The evening will bring the traditional sporting events like the Shin-Kicking and Tug-of-War and the upper level favourites in the arenas. At 9.45pm the Scuttlebrook Queen lights the beacon, fireworks colour the sky and then there is the moving Torchlight Procession to the Square in Chipping Campden where dancing in the Square concludes the evening at midnight.
REMEMBER YOU CAN COME & GO ALL DAY WITH YOUR WRISTBAND!
This year's fun packed family programme is:


2 pm to 6pm

Jacobean Village with entertainers in period costume, Creative Campden, Falconry, Tug-of-War demonstration, Climbing Wall, Bungee Trampoline, Virtual Paintball and Fairground

5pm to 7pm
Folk Concert & I Fagiolini

7pm to 7.30pm
Welcome Songs with Eliza Carty, I Fagiolini and the Choir

7.30pm to 9.45pm
Lower Arena sports including shin kicking, Champion of the Hill, Tug of War final etc
Upper Arenas including Marching Bands, Morris Men, Academy of Dance, Performing Dogs, various wandering musicians and entertainers in period costume and, of course, the Fairground

9.45pm to 10.30pm
Fireworks & Torchlit Procession

9.30pm to 12.00am
Vinyl Daze playing in the Square


A Quick History, with our thanks to Wikipedia.

The Cotswold Olimpick Games is an annual public celebration of games and sports now held on the Friday after Spring Bank Holiday near Chipping Campden, in the Cotswolds of England. The Games probably began in 1612, and have continued on and off to the present day. They were started by a local lawyer, Robert Dover, with the approval of King James. Dover's motivation in organising the Games may have been his belief that physical exercise was necessary for the defence of the realm, but he may also have been attempting to bring rich and poor together; the Games were attended by all classes of society, including on one occasion royalty.

Events included horse-racing, coursing with hounds, running, jumping, dancing, sledgehammer throwing, fighting with swords and cudgels, quarterstaff, and wrestling. Booths and tents were erected in which games such as chess and cards were played for small stakes, and abundant food was supplied for everyone who attended. A temporary wooden structure, Dover Castle, was erected in a natural amphitheatre on what is now known as Dover's Hill, complete with small cannons that were fired to begin the events.

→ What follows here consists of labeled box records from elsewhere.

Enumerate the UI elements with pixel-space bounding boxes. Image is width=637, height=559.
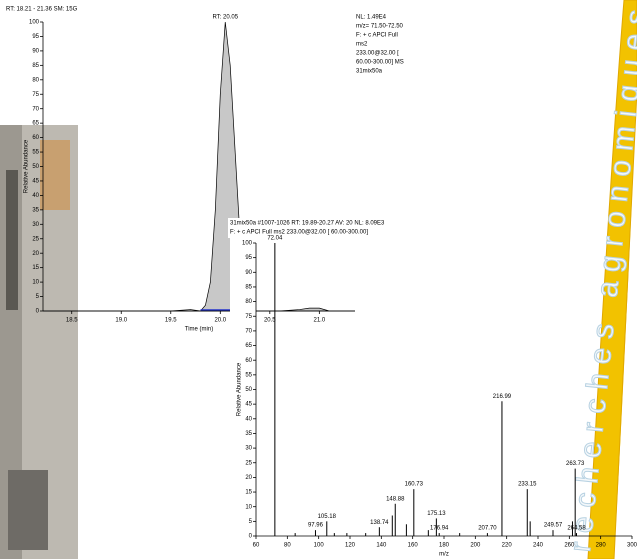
x-tick-label: 280	[596, 543, 607, 549]
y-tick-label: 65	[245, 343, 252, 349]
photo	[0, 125, 78, 559]
peak-label: 264.58	[567, 526, 586, 532]
y-axis-title: Relative Abundance	[237, 362, 243, 416]
peak-label: 148.88	[386, 496, 405, 502]
y-tick-label: 40	[32, 193, 39, 199]
header: RT: 18.21 - 21.36 SM: 15G	[6, 7, 78, 13]
y-tick-label: 35	[245, 431, 252, 437]
y-tick-label: 25	[245, 460, 252, 466]
info-text: 233.00@32.00 [	[356, 51, 399, 57]
y-tick-label: 10	[245, 504, 252, 510]
x-tick-label: 260	[564, 543, 575, 549]
y-tick-label: 5	[249, 519, 253, 525]
y-tick-label: 55	[32, 150, 39, 156]
y-tick-label: 70	[245, 328, 252, 334]
y-tick-label: 95	[32, 34, 39, 40]
x-axis-title: m/z	[439, 552, 449, 558]
y-tick-label: 15	[245, 490, 252, 496]
y-tick-label: 100	[29, 20, 40, 26]
spectrum: 31mix50a #1007-1026 RT: 19.89-20.27 AV: …	[228, 218, 637, 558]
info-text: ms2	[356, 42, 368, 48]
y-tick-label: 35	[32, 207, 39, 213]
y-tick-label: 15	[32, 265, 39, 271]
axis-bg	[230, 238, 256, 318]
info-text: F: + c APCI Full	[356, 33, 398, 39]
peak-label: 160.73	[405, 482, 424, 488]
y-tick-label: 0	[249, 534, 253, 540]
figure: recherches agronomiques RT: 20.05RT: 18.…	[0, 0, 637, 559]
peak-label: 207.70	[478, 526, 497, 532]
x-tick-label: 160	[408, 543, 419, 549]
peak-label: 249.57	[544, 523, 563, 529]
page: recherches agronomiques RT: 20.05RT: 18.…	[0, 0, 637, 559]
y-tick-label: 45	[245, 402, 252, 408]
y-tick-label: 20	[245, 475, 252, 481]
x-tick-label: 180	[439, 543, 450, 549]
x-axis-title: Time (min)	[185, 327, 213, 333]
y-axis-title: Relative Abundance	[24, 139, 30, 193]
y-tick-label: 30	[245, 446, 252, 452]
y-tick-label: 75	[245, 314, 252, 320]
y-tick-label: 75	[32, 92, 39, 98]
peak-annotation: RT: 20.05	[212, 15, 238, 21]
y-tick-label: 85	[32, 63, 39, 69]
x-tick-label: 220	[502, 543, 513, 549]
peak-label: 263.73	[566, 461, 585, 467]
x-tick-label: 20.0	[214, 318, 226, 324]
y-tick-label: 55	[245, 372, 252, 378]
peak-label: 105.18	[318, 514, 337, 520]
y-tick-label: 45	[32, 179, 39, 185]
y-tick-label: 10	[32, 280, 39, 286]
peak-label: 72.04	[267, 236, 283, 242]
y-tick-label: 20	[32, 251, 39, 257]
peak-label: 233.15	[518, 482, 537, 488]
x-tick-label: 120	[345, 543, 356, 549]
y-tick-label: 50	[245, 387, 252, 393]
y-tick-label: 70	[32, 106, 39, 112]
peak-label: 216.99	[493, 394, 512, 400]
y-tick-label: 65	[32, 121, 39, 127]
y-tick-label: 60	[32, 135, 39, 141]
x-tick-label: 21.0	[313, 318, 325, 324]
y-tick-label: 85	[245, 285, 252, 291]
x-tick-label: 140	[376, 543, 387, 549]
subheader: F: + c APCI Full ms2 233.00@32.00 [ 60.0…	[230, 230, 368, 236]
info-text: 31mix50a	[356, 69, 383, 75]
peak-label: 176.94	[430, 526, 449, 532]
y-tick-label: 100	[242, 241, 253, 247]
header: 31mix50a #1007-1026 RT: 19.89-20.27 AV: …	[230, 221, 385, 227]
x-tick-label: 300	[627, 543, 637, 549]
y-tick-label: 80	[245, 299, 252, 305]
peak-label: 97.96	[308, 523, 324, 529]
y-tick-label: 95	[245, 255, 252, 261]
y-tick-label: 90	[245, 270, 252, 276]
peak-label: 175.13	[427, 511, 446, 517]
photo-object	[8, 470, 48, 550]
y-tick-label: 80	[32, 77, 39, 83]
peak-label: 138.74	[370, 520, 389, 526]
photo-object	[40, 140, 70, 210]
y-tick-label: 90	[32, 48, 39, 54]
x-tick-label: 19.0	[115, 318, 127, 324]
x-tick-label: 60	[253, 543, 260, 549]
info-text: NL: 1.49E4	[356, 15, 387, 21]
y-tick-label: 60	[245, 358, 252, 364]
area	[43, 22, 355, 311]
y-tick-label: 50	[32, 164, 39, 170]
x-tick-label: 100	[314, 543, 325, 549]
x-tick-label: 200	[470, 543, 481, 549]
x-tick-label: 18.5	[66, 318, 78, 324]
x-tick-label: 240	[533, 543, 544, 549]
y-tick-label: 40	[245, 416, 252, 422]
photo-object	[6, 170, 18, 310]
x-tick-label: 80	[284, 543, 291, 549]
info-text: m/z= 71.50-72.50	[356, 24, 404, 30]
info-text: 60.00-300.00] MS	[356, 60, 404, 66]
y-tick-label: 25	[32, 236, 39, 242]
y-tick-label: 30	[32, 222, 39, 228]
x-tick-label: 19.5	[165, 318, 177, 324]
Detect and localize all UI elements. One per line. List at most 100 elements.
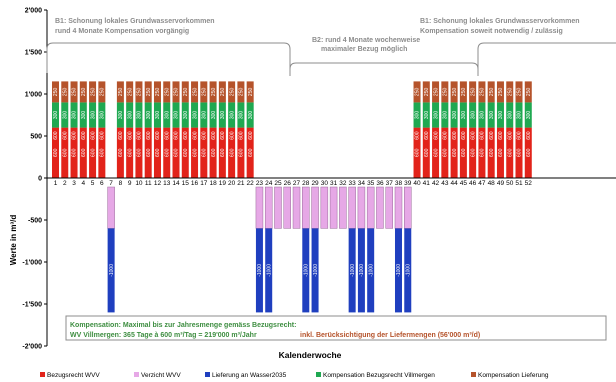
x-tick-label: 37 bbox=[386, 180, 394, 187]
bar-kompensation-lieferung bbox=[172, 81, 180, 103]
bar-kompensation-bezugsrecht-villmergen bbox=[79, 102, 87, 128]
bar-verzicht-wvv bbox=[357, 186, 366, 229]
bar-bezugsrecht-wvv bbox=[413, 127, 421, 178]
bar-value-label: 300 bbox=[229, 111, 235, 120]
x-tick-label: 10 bbox=[135, 180, 143, 187]
bar-value-label: 600 bbox=[248, 131, 254, 140]
bar-value-label: 300 bbox=[155, 111, 161, 120]
bar-value-label: 600 bbox=[62, 148, 68, 157]
bar-verzicht-wvv bbox=[385, 186, 393, 229]
bar-lieferung-an-wasser2035 bbox=[255, 228, 263, 313]
bar-value-label: 250 bbox=[53, 88, 59, 97]
bar-value-label: 600 bbox=[202, 148, 208, 157]
bar-value-label: 250 bbox=[155, 88, 161, 97]
bar-bezugsrecht-wvv bbox=[70, 127, 78, 178]
bar-value-label: 250 bbox=[526, 88, 532, 97]
bar-value-label: 600 bbox=[220, 148, 226, 157]
bar-kompensation-bezugsrecht-villmergen bbox=[172, 102, 180, 128]
bar-value-label: 300 bbox=[90, 111, 96, 120]
bar-value-label: 600 bbox=[239, 148, 245, 157]
bar-lieferung-an-wasser2035 bbox=[311, 228, 319, 313]
bar-kompensation-lieferung bbox=[61, 81, 69, 103]
bar-kompensation-bezugsrecht-villmergen bbox=[89, 102, 97, 128]
bar-value-label: 600 bbox=[498, 148, 504, 157]
bar-value-label: 600 bbox=[81, 131, 87, 140]
bar-value-label: 300 bbox=[174, 111, 180, 120]
bar-value-label: 250 bbox=[81, 88, 87, 97]
bar-kompensation-bezugsrecht-villmergen bbox=[61, 102, 69, 128]
bar-bezugsrecht-wvv bbox=[469, 127, 477, 178]
legend-label: Bezugsrecht WVV bbox=[47, 372, 100, 379]
x-tick-label: 13 bbox=[163, 180, 171, 187]
legend: Bezugsrecht WVV Verzicht WVV Lieferung an … bbox=[40, 372, 549, 379]
bar-kompensation-bezugsrecht-villmergen bbox=[218, 102, 226, 128]
x-tick-label: 28 bbox=[302, 180, 310, 187]
x-tick-label: 45 bbox=[460, 180, 468, 187]
bar-value-label: 600 bbox=[164, 131, 170, 140]
bar-lieferung-an-wasser2035 bbox=[302, 228, 310, 313]
x-tick-label: 18 bbox=[209, 180, 217, 187]
x-tick-label: 11 bbox=[145, 180, 152, 187]
svg-text:Kompensation soweit notwendig: Kompensation soweit notwendig / zulässig bbox=[420, 28, 563, 35]
x-tick-label: 26 bbox=[284, 180, 292, 187]
bar-value-label: 600 bbox=[433, 148, 439, 157]
bar-kompensation-lieferung bbox=[515, 81, 523, 103]
bar-kompensation-bezugsrecht-villmergen bbox=[478, 102, 486, 128]
x-tick-label: 36 bbox=[376, 180, 384, 187]
x-tick-label: 20 bbox=[228, 180, 236, 187]
bar-value-label: 600 bbox=[424, 148, 430, 157]
bar-kompensation-bezugsrecht-villmergen bbox=[487, 102, 495, 128]
bar-bezugsrecht-wvv bbox=[506, 127, 514, 178]
x-tick-label: 32 bbox=[339, 180, 347, 187]
bar-value-label: 300 bbox=[489, 111, 495, 120]
bar-kompensation-lieferung bbox=[144, 81, 152, 103]
bar-kompensation-bezugsrecht-villmergen bbox=[116, 102, 124, 128]
bar-value-label: 600 bbox=[53, 148, 59, 157]
x-tick-label: 3 bbox=[72, 180, 76, 187]
x-tick-label: 47 bbox=[478, 180, 486, 187]
bar-kompensation-bezugsrecht-villmergen bbox=[200, 102, 208, 128]
bar-value-label: 600 bbox=[229, 131, 235, 140]
bar-value-label: 250 bbox=[443, 88, 449, 97]
bar-kompensation-lieferung bbox=[70, 81, 78, 103]
bar-verzicht-wvv bbox=[283, 186, 291, 229]
bar-kompensation-bezugsrecht-villmergen bbox=[506, 102, 514, 128]
x-tick-label: 22 bbox=[247, 180, 255, 187]
bar-verzicht-wvv bbox=[292, 186, 301, 229]
bar-value-label: 600 bbox=[53, 131, 59, 140]
bar-bezugsrecht-wvv bbox=[209, 127, 217, 178]
x-tick-label: 33 bbox=[349, 180, 357, 187]
bar-bezugsrecht-wvv bbox=[61, 127, 69, 178]
bar-bezugsrecht-wvv bbox=[246, 127, 254, 178]
bar-value-label: 250 bbox=[248, 88, 254, 97]
x-tick-label: 16 bbox=[191, 180, 199, 187]
bar-verzicht-wvv bbox=[394, 186, 403, 229]
bar-value-label: 600 bbox=[174, 131, 180, 140]
bar-value-label: 300 bbox=[164, 111, 170, 120]
bar-value-label: -1000 bbox=[359, 264, 365, 277]
bar-value-label: 300 bbox=[81, 111, 87, 120]
bar-value-label: 600 bbox=[507, 148, 513, 157]
bar-kompensation-bezugsrecht-villmergen bbox=[237, 102, 245, 128]
bars: 6006003002506006003002506006003002506006… bbox=[52, 81, 532, 313]
bar-value-label: 600 bbox=[118, 131, 124, 140]
y-axis-ticks: 2'000 1'500 1'000 500 0 -500 -1'000 -1'500 -2'00… bbox=[22, 8, 47, 351]
bar-bezugsrecht-wvv bbox=[181, 127, 189, 178]
bar-kompensation-lieferung bbox=[450, 81, 458, 103]
annotation-b1-left: B1: Schonung lokales Grundwasservorkomme… bbox=[46, 18, 291, 73]
bar-value-label: 250 bbox=[164, 88, 170, 97]
bar-bezugsrecht-wvv bbox=[126, 127, 134, 178]
bar-value-label: 600 bbox=[146, 131, 152, 140]
bar-value-label: 300 bbox=[461, 111, 467, 120]
bar-kompensation-lieferung bbox=[524, 81, 532, 103]
bar-value-label: 600 bbox=[239, 131, 245, 140]
x-tick-label: 41 bbox=[423, 180, 431, 187]
bar-value-label: 600 bbox=[424, 131, 430, 140]
y-tick-label: 1'000 bbox=[25, 92, 42, 99]
x-tick-label: 40 bbox=[413, 180, 421, 187]
bar-kompensation-bezugsrecht-villmergen bbox=[228, 102, 236, 128]
svg-text:maximaler Bezug möglich: maximaler Bezug möglich bbox=[321, 46, 407, 53]
bar-kompensation-lieferung bbox=[237, 81, 245, 103]
bar-value-label: 600 bbox=[443, 131, 449, 140]
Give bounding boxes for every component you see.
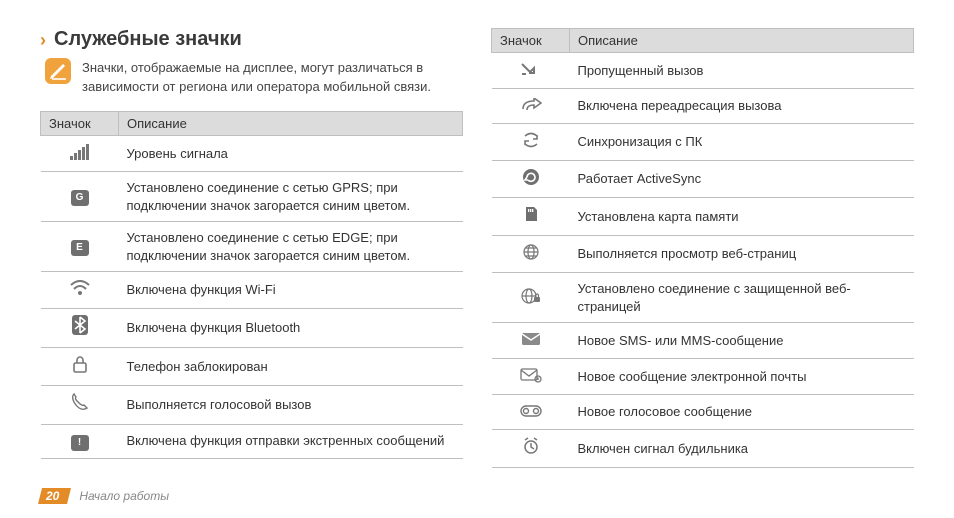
table-row: Телефон заблокирован [41,347,463,386]
icon-description: Включена функция Bluetooth [119,308,463,347]
table-row: Новое сообщение электронной почты [492,358,914,395]
sd-card-icon [492,198,570,236]
note-text: Значки, отображаемые на дисплее, могут р… [82,57,463,97]
call-icon [41,386,119,425]
table-row: EУстановлено соединение с сетью EDGE; пр… [41,222,463,272]
icons-table-right: Значок Описание Пропущенный вызовВключен… [491,28,914,468]
icon-description: Установлено соединение с защищенной веб-… [570,273,914,323]
icon-description: Включена функция Wi-Fi [119,272,463,309]
page-number-badge: 20 [38,488,71,504]
table-row: Включена переадресация вызова [492,88,914,124]
th-desc: Описание [119,111,463,135]
table-row: Установлена карта памяти [492,198,914,236]
call-forward-icon [492,88,570,124]
table-row: Новое голосовое сообщение [492,395,914,430]
table-row: Включена функция Wi-Fi [41,272,463,309]
right-column: Значок Описание Пропущенный вызовВключен… [491,28,914,468]
table-row: Пропущенный вызов [492,53,914,89]
page-footer: 20 Начало работы [40,488,169,504]
icon-description: Установлено соединение с сетью GPRS; при… [119,172,463,222]
left-column: › Служебные значки Значки, отображаемые … [40,28,463,468]
icon-description: Выполняется голосовой вызов [119,386,463,425]
footer-section-name: Начало работы [79,489,169,503]
table-row: GУстановлено соединение с сетью GPRS; пр… [41,172,463,222]
icon-description: Выполняется просмотр веб-страниц [570,235,914,273]
table-row: Выполняется просмотр веб-страниц [492,235,914,273]
table-row: Работает ActiveSync [492,160,914,198]
wifi-icon [41,272,119,309]
missed-call-icon [492,53,570,89]
email-icon [492,358,570,395]
icons-table-left: Значок Описание Уровень сигналаGУстановл… [40,111,463,459]
table-row: Включен сигнал будильника [492,430,914,468]
gprs-icon: G [41,172,119,222]
table-row: Уровень сигнала [41,135,463,172]
table-row: Выполняется голосовой вызов [41,386,463,425]
sms-icon [492,323,570,359]
alarm-icon [492,430,570,468]
section-heading: › Служебные значки [40,28,463,51]
icon-description: Включен сигнал будильника [570,430,914,468]
table-row: !Включена функция отправки экстренных со… [41,424,463,458]
bluetooth-icon [41,308,119,347]
icon-description: Уровень сигнала [119,135,463,172]
web-secure-icon [492,273,570,323]
icon-description: Новое SMS- или MMS-сообщение [570,323,914,359]
sos-icon: ! [41,424,119,458]
table-row: Включена функция Bluetooth [41,308,463,347]
voicemail-icon [492,395,570,430]
page: › Служебные значки Значки, отображаемые … [0,0,954,478]
icon-description: Новое сообщение электронной почты [570,358,914,395]
icon-description: Установлено соединение с сетью EDGE; при… [119,222,463,272]
th-icon: Значок [41,111,119,135]
icon-description: Работает ActiveSync [570,160,914,198]
th-desc: Описание [570,29,914,53]
table-row: Синхронизация с ПК [492,124,914,161]
icon-description: Синхронизация с ПК [570,124,914,161]
icon-description: Новое голосовое сообщение [570,395,914,430]
activesync-icon [492,160,570,198]
sync-pc-icon [492,124,570,161]
table-row: Установлено соединение с защищенной веб-… [492,273,914,323]
heading-title: Служебные значки [54,28,242,51]
note-pencil-icon [44,57,72,85]
icon-description: Пропущенный вызов [570,53,914,89]
icon-description: Установлена карта памяти [570,198,914,236]
edge-icon: E [41,222,119,272]
note-block: Значки, отображаемые на дисплее, могут р… [40,57,463,97]
icon-description: Включена переадресация вызова [570,88,914,124]
th-icon: Значок [492,29,570,53]
chevron-icon: › [40,31,46,49]
icon-description: Телефон заблокирован [119,347,463,386]
web-browse-icon [492,235,570,273]
signal-icon [41,135,119,172]
icon-description: Включена функция отправки экстренных соо… [119,424,463,458]
table-row: Новое SMS- или MMS-сообщение [492,323,914,359]
lock-icon [41,347,119,386]
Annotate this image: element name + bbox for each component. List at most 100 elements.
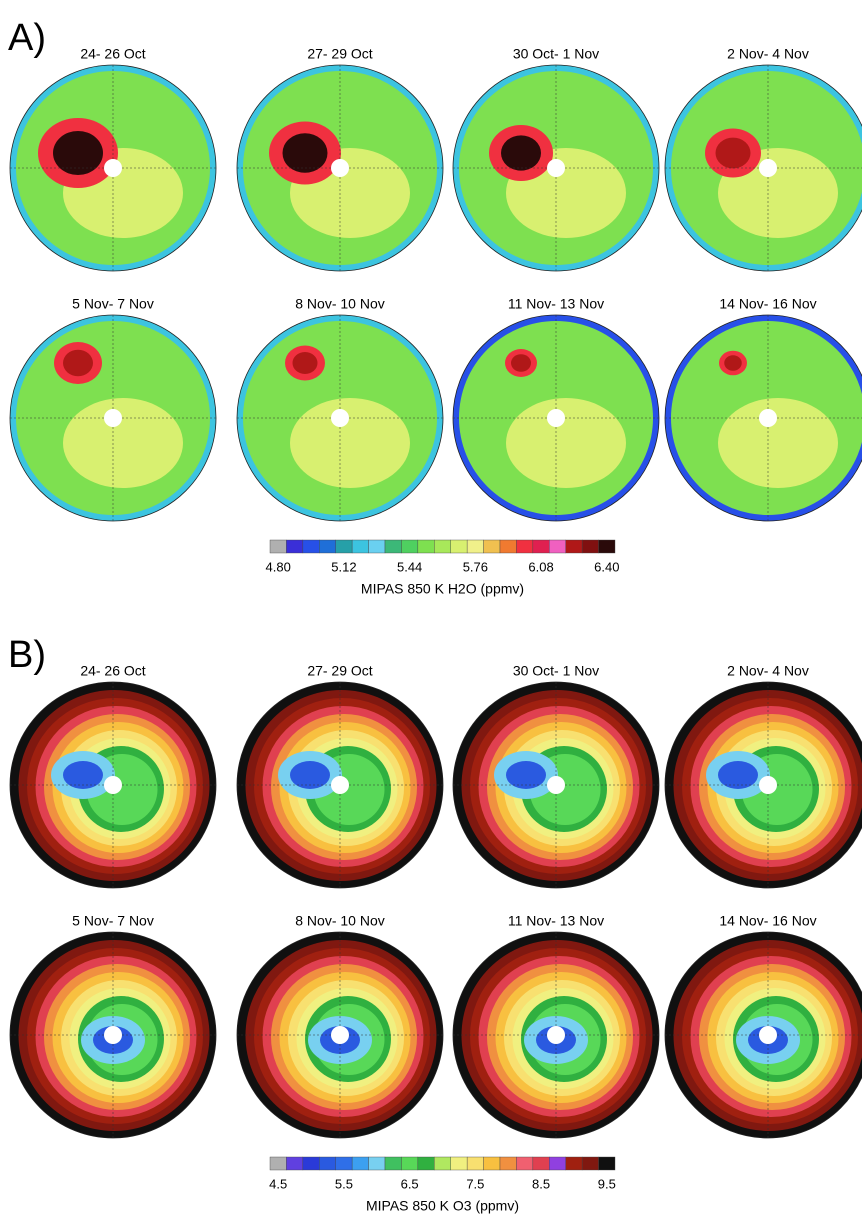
- map-title: 14 Nov- 16 Nov: [719, 913, 816, 929]
- pole: [547, 1026, 565, 1044]
- colorbar-box: [319, 1157, 335, 1170]
- colorbar-box: [303, 1157, 319, 1170]
- colorbar-box: [286, 1157, 302, 1170]
- panel-label: B): [8, 634, 46, 676]
- polar-map: [10, 932, 216, 1138]
- colorbar-box: [533, 1157, 549, 1170]
- map-title: 11 Nov- 13 Nov: [508, 296, 604, 312]
- colorbar-box: [270, 540, 286, 553]
- polar-map: [665, 315, 862, 521]
- colorbar-box: [352, 540, 368, 553]
- colorbar-box: [401, 540, 417, 553]
- polar-map: [453, 932, 659, 1138]
- pole: [331, 409, 349, 427]
- vortex-core: [53, 131, 103, 175]
- colorbar-box: [336, 1157, 352, 1170]
- pole: [759, 159, 777, 177]
- map-title: 5 Nov- 7 Nov: [72, 913, 154, 929]
- pole: [331, 776, 349, 794]
- map-region: [718, 398, 838, 488]
- pole: [104, 159, 122, 177]
- vortex-core: [724, 355, 742, 370]
- colorbar-box: [451, 540, 467, 553]
- colorbar-box: [549, 1157, 565, 1170]
- colorbar-box: [418, 1157, 434, 1170]
- colorbar-tick-label: 6.08: [528, 559, 553, 574]
- polar-map: [453, 65, 659, 271]
- colorbar-tick-label: 5.76: [463, 559, 488, 574]
- colorbar-title: MIPAS 850 K H2O (ppmv): [361, 581, 524, 597]
- pole: [104, 776, 122, 794]
- colorbar-box: [467, 540, 483, 553]
- map-region: [63, 398, 183, 488]
- vortex-core: [716, 138, 751, 169]
- polar-map: [10, 682, 216, 888]
- polar-map: [665, 682, 862, 888]
- colorbar-box: [385, 1157, 401, 1170]
- colorbar-box: [336, 540, 352, 553]
- map-title: 27- 29 Oct: [307, 46, 372, 62]
- map-title: 24- 26 Oct: [80, 46, 145, 62]
- polar-map: [237, 65, 443, 271]
- vortex-core: [511, 354, 531, 372]
- pole: [104, 409, 122, 427]
- colorbar-box: [286, 540, 302, 553]
- colorbar-box: [451, 1157, 467, 1170]
- polar-map: [10, 65, 216, 271]
- colorbar-title: MIPAS 850 K O3 (ppmv): [366, 1198, 519, 1214]
- map-title: 5 Nov- 7 Nov: [72, 296, 154, 312]
- colorbar-tick-label: 9.5: [598, 1176, 616, 1191]
- colorbar-box: [516, 540, 532, 553]
- map-title: 24- 26 Oct: [80, 663, 145, 679]
- pole: [104, 1026, 122, 1044]
- colorbar-tick-label: 5.5: [335, 1176, 353, 1191]
- colorbar-box: [418, 540, 434, 553]
- pole: [331, 1026, 349, 1044]
- polar-map: [237, 682, 443, 888]
- polar-map: [665, 65, 862, 271]
- map-title: 14 Nov- 16 Nov: [719, 296, 816, 312]
- map-title: 2 Nov- 4 Nov: [727, 663, 809, 679]
- vortex-core: [283, 133, 328, 173]
- polar-map: [665, 932, 862, 1138]
- colorbar-box: [352, 1157, 368, 1170]
- colorbar-box: [385, 540, 401, 553]
- colorbar-box: [484, 1157, 500, 1170]
- colorbar-box: [303, 540, 319, 553]
- colorbar-box: [500, 1157, 516, 1170]
- pole: [759, 409, 777, 427]
- colorbar-box: [516, 1157, 532, 1170]
- polar-map: [453, 315, 659, 521]
- colorbar-box: [270, 1157, 286, 1170]
- colorbar-box: [566, 1157, 582, 1170]
- map-title: 8 Nov- 10 Nov: [295, 913, 384, 929]
- colorbar-tick-label: 5.44: [397, 559, 422, 574]
- map-title: 30 Oct- 1 Nov: [513, 663, 599, 679]
- colorbar-box: [582, 540, 598, 553]
- map-title: 30 Oct- 1 Nov: [513, 46, 599, 62]
- map-title: 2 Nov- 4 Nov: [727, 46, 809, 62]
- colorbar-box: [599, 540, 615, 553]
- map-region: [506, 398, 626, 488]
- colorbar-tick-label: 4.80: [266, 559, 291, 574]
- pole: [547, 409, 565, 427]
- pole: [547, 776, 565, 794]
- colorbar-tick-label: 8.5: [532, 1176, 550, 1191]
- colorbar-box: [582, 1157, 598, 1170]
- colorbar-box: [484, 540, 500, 553]
- vortex-core: [293, 352, 318, 374]
- colorbar-box: [434, 540, 450, 553]
- colorbar-box: [467, 1157, 483, 1170]
- colorbar-tick-label: 6.5: [401, 1176, 419, 1191]
- vortex-core: [63, 350, 93, 376]
- pole: [759, 1026, 777, 1044]
- polar-map: [453, 682, 659, 888]
- colorbar-box: [434, 1157, 450, 1170]
- colorbar-box: [319, 540, 335, 553]
- colorbar-box: [401, 1157, 417, 1170]
- polar-map: [237, 315, 443, 521]
- colorbar-tick-label: 4.5: [269, 1176, 287, 1191]
- pole: [547, 159, 565, 177]
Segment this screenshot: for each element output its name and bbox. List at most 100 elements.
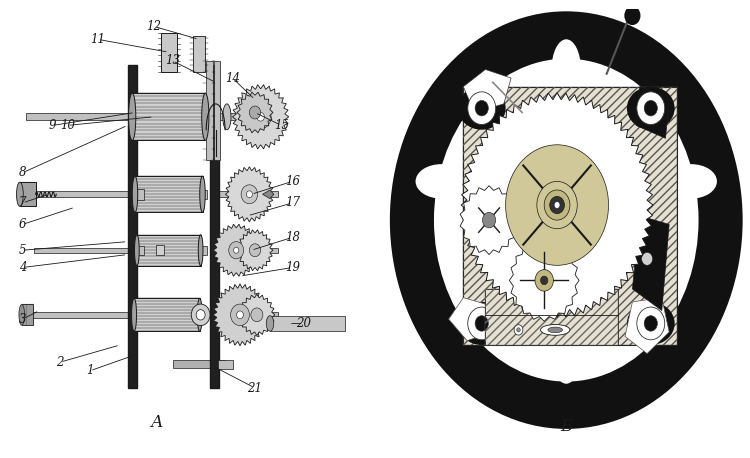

The Games took place on the Thursday and Friday of the week of Whitsun, normally between the middle of May and the middle of June. Many 17th-century Puritans disapproved of such festivities, believing them to be of pagan origin, and they particularly disapproved of any celebration on a Sunday or a church holiday such as Whitsun. By the time of King James's death in 1625, many Puritan landowners had forbidden their workers to attend such festivities; the increasing tensions between the supporters of the king and the Puritans resulted in the outbreak of the English Civil War in 1642, bringing the Games to an end.

Revived after the Restoration of 1660, the Games gradually degenerated into a drunk and disorderly country festival according to their critics. The Games ended again in 1852, when the common land on which they had been staged was partitioned between local landowners and farmers and subsequently enclosed. Since 1966 the Games have been held each year on the Friday after Spring Bank Holiday. Events have included the tug of war, gymkhana, shin-kicking, dwile flonking, motor cycle scrambling, judo, piano smashing, and morris dancing. The British Olympic Association has recognised the Cotswold Olimpick Games as "the first stirrings of Britain's Olympic beginnings".